1. It might help you live longer
A recent study by Yale University School of Public Health explored the relationship between reading and longevity. Researchers collected data from 3,635 people over the age of 50 and compared information on their physical health over a 12-year period. The result? The group of people who read for more than three and a half hours a week were found to have a higher survival advantage. Sadly, reading the latest celebrity gossip doesn't count when it comes to increasing life expectancy. The study found those who read books rather than newspapers or magazines had a significantly greater chance of living longer.
2. It encourages focus and concentration
Many of us are pros at multi-tasking, but the constant attention we give to answering emails and checking social media feeds can actually be damaging to productivity. Sitting down with a good book for more than five minutes not only encourages the mind to escape, it allows time for the mind to focus on one thing over a prolonged period. How often do you let yourself do that in a day?
3. It can improve memory
Reading requires concentration, but it also involves absorbing information and then retaining it, which stimulates the brain. It's this process that can sharpen the mind and boost your ability to remember.
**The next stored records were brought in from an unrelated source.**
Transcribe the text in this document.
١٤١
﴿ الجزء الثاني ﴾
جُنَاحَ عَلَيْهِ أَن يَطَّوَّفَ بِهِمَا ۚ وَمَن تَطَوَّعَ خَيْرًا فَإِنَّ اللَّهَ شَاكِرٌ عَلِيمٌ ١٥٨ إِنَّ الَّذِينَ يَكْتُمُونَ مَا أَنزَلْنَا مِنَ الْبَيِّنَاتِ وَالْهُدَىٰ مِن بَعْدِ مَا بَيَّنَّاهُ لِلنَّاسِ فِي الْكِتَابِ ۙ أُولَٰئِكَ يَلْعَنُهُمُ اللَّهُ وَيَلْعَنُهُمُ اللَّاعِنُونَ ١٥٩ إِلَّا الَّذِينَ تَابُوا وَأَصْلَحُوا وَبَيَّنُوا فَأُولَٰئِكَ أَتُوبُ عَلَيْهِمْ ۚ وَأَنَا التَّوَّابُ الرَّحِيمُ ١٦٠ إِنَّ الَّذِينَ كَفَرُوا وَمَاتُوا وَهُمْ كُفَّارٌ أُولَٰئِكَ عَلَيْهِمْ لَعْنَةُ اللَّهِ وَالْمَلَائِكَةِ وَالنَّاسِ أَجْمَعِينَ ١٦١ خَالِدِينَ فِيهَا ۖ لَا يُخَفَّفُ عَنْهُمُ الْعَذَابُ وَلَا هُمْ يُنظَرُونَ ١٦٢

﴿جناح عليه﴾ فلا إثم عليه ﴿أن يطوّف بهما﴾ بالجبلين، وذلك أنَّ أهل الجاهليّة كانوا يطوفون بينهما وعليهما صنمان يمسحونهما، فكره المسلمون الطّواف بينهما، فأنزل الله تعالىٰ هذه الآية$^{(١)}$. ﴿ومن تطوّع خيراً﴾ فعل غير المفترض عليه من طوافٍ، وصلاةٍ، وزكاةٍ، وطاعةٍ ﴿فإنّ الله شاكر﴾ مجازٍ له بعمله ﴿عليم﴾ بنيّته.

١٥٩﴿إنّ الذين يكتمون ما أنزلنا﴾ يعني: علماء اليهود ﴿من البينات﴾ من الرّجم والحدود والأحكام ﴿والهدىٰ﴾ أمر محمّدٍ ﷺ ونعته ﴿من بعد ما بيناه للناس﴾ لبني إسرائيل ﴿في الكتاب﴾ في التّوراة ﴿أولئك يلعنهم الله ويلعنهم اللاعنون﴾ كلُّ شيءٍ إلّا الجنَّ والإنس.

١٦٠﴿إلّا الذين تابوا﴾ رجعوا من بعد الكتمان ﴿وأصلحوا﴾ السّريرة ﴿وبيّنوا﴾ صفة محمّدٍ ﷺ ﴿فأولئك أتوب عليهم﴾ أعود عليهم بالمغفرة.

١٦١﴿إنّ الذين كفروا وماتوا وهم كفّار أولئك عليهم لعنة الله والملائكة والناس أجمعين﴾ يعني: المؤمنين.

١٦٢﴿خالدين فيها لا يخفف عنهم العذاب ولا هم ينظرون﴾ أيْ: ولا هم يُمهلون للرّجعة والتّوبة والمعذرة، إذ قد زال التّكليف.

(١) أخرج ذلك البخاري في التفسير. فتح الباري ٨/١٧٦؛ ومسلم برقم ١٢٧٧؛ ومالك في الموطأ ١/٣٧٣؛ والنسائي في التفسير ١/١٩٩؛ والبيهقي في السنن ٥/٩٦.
"Parts of the brain that have evolved for other functions - such as vision, language, and associative learning - connect in a specific neural circuit for reading, which is very challenging,"says Ken Pugh, PhD, of Haskins Laboratories. "A sentence is shorthand for a lot of information that must be inferred by the brain." Through reading, the brain is forced to make new memories, which helps to improve existing short-term memory function.
4. It can reduce stress
Reading might not be the first thing you do when you need to de-stress, but research by the University of Sussex suggests it's the most relaxing way to wind down. The 2009 study monitored the stress levels of a group of volunteers who tried out different methods of relaxation. After six minutes of reading, their stress levels were reduced by 68 per cent, compared to a 61 per cent reduction from listening to music and a 42 per cent decrease from walking. Why did reading come out on top? It's all down to escape, said test leader Dr. David Lewis. "It really doesn't matter what book you read, by losing yourself in a thoroughly engrossing book you can escape from the worries and stresses of the everyday world and spend a while exploring the domain of the author's imagination."
5. It can help you sleep better
If you're prone to checking emails in bed, it might be time to swap your phone for a book. Exposure to a phone's blue light is said to impact our shut-eye, but there are better night-time rituals to calm the mind and reading is one of them. As well as eliminating our devices, establishing a routine has also been linked to a good night's sleep. Another great reason to make that bedtime reading session a habit.